Rambo is my wife’s favorite movie franchise. And so when we found out that we were free one night because her mom came in to babysit, we settled into our movie theater seats and watched the fifth and last installment of the Rambo series, Rambo V: Last Blood. Perhaps unsurprisingly, the movie took about as many hits from critics as John Rambo’s character took in the course of the movie’s 1 hour 39 minute run time. Nonetheless, I think we can learn something from Rambo.
The basics of Last Blood are that John Rambo has settled into semi-retirement on his family’s ranch in Arizona. He spends his days training horses, digging a series of intricate tunnels, and spending time with his adopted family. He’s retired, but he isn’t healed. The effects of the PTSD that were clear in the first movie, First Blood, are no less a part of his reality now. He has just learned to deal with them, or in his own words, “I haven’t changed.

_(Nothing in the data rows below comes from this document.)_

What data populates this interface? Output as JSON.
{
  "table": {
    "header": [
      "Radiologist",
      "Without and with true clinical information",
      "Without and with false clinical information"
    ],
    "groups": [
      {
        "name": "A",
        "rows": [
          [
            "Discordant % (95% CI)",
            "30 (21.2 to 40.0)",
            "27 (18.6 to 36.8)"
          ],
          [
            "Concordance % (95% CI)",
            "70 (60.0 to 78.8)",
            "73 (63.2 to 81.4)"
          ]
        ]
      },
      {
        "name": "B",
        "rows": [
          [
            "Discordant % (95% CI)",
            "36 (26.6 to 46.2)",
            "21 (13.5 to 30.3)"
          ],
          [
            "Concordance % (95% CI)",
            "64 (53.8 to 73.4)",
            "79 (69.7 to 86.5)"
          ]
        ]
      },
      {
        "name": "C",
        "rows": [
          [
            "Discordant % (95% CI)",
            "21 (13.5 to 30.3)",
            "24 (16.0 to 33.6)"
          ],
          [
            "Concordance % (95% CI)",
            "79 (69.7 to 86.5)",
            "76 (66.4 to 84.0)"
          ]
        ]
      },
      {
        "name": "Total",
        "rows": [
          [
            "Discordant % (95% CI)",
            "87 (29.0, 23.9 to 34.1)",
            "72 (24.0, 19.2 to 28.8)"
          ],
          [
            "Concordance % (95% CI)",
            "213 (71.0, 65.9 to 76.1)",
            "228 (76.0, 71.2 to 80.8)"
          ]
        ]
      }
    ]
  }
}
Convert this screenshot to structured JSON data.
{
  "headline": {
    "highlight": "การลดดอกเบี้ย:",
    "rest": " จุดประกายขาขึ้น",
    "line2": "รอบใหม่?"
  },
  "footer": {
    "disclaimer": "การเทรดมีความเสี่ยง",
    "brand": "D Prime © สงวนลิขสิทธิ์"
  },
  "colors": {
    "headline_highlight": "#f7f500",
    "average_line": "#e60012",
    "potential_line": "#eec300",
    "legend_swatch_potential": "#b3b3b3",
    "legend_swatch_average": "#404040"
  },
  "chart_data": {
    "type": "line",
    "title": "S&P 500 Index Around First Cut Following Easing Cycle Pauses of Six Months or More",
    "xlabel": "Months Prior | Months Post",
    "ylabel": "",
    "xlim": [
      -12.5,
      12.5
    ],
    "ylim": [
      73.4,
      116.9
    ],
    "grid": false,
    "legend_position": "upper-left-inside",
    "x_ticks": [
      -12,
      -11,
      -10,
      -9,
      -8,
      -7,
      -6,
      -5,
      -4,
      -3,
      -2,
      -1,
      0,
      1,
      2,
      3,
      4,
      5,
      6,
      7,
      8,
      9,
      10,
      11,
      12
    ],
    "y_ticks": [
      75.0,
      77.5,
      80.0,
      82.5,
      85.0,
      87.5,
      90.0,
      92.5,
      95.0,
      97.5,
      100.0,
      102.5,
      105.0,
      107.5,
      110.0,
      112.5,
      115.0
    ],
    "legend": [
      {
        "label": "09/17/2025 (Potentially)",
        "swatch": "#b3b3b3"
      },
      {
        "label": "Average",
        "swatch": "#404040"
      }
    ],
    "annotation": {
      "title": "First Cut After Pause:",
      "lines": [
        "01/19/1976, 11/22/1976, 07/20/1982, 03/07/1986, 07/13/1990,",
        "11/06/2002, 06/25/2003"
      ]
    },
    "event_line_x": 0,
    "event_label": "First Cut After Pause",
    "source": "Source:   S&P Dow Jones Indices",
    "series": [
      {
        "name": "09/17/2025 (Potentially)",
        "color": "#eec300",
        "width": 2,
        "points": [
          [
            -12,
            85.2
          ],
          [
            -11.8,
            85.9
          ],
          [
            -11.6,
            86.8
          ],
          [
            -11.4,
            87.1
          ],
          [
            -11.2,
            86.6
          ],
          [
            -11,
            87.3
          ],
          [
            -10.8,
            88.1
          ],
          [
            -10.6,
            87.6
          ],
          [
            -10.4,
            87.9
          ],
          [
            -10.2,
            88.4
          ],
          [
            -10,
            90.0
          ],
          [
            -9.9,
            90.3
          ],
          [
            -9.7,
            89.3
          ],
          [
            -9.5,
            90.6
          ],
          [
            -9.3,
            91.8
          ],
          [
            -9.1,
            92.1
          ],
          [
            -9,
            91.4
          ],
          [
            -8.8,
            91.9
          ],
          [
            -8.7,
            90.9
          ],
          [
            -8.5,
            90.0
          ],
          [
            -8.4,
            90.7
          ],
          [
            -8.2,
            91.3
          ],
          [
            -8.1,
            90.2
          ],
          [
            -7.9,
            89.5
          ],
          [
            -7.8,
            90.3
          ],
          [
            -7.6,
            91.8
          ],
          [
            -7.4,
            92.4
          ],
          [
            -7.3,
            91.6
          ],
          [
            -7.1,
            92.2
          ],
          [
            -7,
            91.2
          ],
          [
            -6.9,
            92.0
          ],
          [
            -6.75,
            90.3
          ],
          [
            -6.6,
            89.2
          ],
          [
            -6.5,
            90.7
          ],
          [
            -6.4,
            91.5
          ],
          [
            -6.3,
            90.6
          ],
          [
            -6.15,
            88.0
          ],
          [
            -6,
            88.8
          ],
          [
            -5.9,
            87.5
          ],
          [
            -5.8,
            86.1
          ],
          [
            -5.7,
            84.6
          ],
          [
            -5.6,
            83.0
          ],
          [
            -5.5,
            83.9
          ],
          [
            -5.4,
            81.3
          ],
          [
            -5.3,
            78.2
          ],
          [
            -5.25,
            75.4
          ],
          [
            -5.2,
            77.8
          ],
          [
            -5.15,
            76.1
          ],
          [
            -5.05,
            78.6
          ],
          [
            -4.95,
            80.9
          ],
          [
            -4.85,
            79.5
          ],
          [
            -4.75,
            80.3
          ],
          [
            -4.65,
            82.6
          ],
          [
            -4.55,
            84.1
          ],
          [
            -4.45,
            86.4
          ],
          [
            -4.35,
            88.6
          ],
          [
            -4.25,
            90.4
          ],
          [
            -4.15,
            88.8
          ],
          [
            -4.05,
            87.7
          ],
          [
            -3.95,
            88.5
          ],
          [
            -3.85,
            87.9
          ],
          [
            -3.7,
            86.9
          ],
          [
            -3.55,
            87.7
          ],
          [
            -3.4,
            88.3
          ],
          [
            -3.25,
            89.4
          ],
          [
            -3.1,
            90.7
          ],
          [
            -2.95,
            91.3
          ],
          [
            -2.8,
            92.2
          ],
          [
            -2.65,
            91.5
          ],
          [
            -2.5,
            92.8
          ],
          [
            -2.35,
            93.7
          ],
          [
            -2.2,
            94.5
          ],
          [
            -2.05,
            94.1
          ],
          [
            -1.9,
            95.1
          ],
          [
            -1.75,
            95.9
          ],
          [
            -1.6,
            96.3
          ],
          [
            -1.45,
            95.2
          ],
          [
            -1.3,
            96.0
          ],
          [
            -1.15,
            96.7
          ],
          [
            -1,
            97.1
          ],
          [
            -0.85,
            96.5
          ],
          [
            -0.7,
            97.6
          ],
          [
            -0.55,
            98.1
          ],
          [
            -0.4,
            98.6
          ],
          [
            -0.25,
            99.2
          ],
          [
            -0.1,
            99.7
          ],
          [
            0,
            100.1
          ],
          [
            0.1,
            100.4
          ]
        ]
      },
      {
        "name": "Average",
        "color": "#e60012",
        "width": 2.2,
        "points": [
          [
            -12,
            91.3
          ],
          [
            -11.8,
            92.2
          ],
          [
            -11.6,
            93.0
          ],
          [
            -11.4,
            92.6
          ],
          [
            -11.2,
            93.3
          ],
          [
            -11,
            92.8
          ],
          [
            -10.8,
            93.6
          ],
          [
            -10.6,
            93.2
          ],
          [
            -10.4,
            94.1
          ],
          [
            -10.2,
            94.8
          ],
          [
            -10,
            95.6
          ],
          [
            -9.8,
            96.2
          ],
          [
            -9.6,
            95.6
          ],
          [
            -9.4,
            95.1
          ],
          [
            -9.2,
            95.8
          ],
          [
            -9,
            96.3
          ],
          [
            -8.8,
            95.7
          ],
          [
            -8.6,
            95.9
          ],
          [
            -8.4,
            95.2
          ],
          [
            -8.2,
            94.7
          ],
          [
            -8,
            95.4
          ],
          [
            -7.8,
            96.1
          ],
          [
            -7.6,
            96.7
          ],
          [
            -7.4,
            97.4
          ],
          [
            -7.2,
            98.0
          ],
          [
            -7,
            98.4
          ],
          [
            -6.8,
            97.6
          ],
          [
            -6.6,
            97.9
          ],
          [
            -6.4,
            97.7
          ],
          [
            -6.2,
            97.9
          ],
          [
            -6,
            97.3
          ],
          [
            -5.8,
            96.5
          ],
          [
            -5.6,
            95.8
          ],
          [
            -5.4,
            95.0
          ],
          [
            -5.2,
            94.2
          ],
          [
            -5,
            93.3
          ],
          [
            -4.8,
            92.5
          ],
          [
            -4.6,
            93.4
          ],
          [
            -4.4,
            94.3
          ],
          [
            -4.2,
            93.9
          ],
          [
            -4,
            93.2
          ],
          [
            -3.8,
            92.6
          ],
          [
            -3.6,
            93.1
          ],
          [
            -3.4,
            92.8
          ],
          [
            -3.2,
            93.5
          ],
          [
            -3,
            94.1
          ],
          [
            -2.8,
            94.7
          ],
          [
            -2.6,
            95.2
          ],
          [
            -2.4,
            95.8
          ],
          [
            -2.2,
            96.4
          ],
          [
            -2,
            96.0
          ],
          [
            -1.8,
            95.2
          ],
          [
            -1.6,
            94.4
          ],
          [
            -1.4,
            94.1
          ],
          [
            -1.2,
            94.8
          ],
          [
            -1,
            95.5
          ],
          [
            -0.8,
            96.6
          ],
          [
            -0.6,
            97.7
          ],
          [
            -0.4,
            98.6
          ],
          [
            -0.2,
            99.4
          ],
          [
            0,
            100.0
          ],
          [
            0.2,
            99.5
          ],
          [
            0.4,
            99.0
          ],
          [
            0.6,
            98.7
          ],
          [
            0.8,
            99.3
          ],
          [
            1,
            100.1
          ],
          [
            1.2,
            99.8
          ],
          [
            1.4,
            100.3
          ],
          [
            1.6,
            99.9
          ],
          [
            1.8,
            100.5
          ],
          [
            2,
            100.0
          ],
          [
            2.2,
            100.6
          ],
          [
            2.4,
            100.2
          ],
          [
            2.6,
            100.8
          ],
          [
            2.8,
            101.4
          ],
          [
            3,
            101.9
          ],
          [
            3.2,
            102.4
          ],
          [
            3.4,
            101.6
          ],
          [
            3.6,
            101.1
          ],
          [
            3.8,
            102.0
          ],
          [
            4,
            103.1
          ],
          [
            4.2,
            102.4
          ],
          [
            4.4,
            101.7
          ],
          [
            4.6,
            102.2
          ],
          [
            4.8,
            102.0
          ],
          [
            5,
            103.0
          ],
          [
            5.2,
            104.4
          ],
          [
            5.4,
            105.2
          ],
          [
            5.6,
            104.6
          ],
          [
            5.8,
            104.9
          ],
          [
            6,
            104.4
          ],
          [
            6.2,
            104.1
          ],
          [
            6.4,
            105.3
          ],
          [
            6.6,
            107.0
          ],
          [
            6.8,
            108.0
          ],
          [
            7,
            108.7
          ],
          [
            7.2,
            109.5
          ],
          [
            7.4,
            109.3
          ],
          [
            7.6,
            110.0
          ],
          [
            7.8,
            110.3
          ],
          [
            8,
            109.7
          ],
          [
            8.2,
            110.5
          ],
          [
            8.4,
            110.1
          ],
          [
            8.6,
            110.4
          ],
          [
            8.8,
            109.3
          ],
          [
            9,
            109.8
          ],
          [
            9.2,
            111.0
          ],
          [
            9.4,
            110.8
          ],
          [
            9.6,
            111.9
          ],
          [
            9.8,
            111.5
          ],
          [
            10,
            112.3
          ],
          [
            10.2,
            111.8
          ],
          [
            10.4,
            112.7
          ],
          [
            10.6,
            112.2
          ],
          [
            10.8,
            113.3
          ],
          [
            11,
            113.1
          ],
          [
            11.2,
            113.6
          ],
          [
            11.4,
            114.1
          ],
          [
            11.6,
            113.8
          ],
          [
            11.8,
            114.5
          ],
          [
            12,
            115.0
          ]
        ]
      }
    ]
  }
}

I just try to keep a lid on it every day.”
Often we hear a narrative of Christianity that goes something like, “Once I was (a drunk/gossiper/idolater/fornicator/covetor/Sabbath breaker/__________), but now that I’m a Christian….” But most of the time the reality is that we still feel like those things are inside of us, even if we have stopped doing whatever sin in a manifest way (thoughts/words/deeds) we still recognize their pull on us (the theological term for this is “concupiscence”). Like John Rambo, our relationship with sin is less “I’ve changed,” but even when it is good (and it isn’t always) it’s “I just try to keep a lid on it every day.”
Of course, John Rambo doesn’t keep a lid on it. He instead goes on a killing spree that rivals if not topples the violence of his other four movies. The sense that we get out of this is that Rambo’s life, even in his brokenness – perhaps because of his brokenness, has a meaning. Rambo’s brokenness engages him in wars against evil; makes him a “hero” albeit a messy one. That is our story too. God uses us, broken sinners struggling to keep a lid on our post traumatic sin disorder. He doesn’t wait for us to become non-Rambos, but He redeems our lives, sins and all, for use in His Kingdom that fights against evil.
The shift from First Blood to Last is significant. In First Blood, all Rambo wants is someone in the civilian world to see him as useful. But by the end of the movie franchise, all John Rambo wants is to live in a world that doesn’t need him anymore. As Christians, we are promised both of Rambo’s wishes. We are given lives of significance in our vocations with our neighbors, but we are also given the peace of knowing that the world doesn’t need us. What the world needs isn’t us. What the world needs is Jesus. We’re just here to point the way to Him in our vocations while we try to keep a lid on it every day.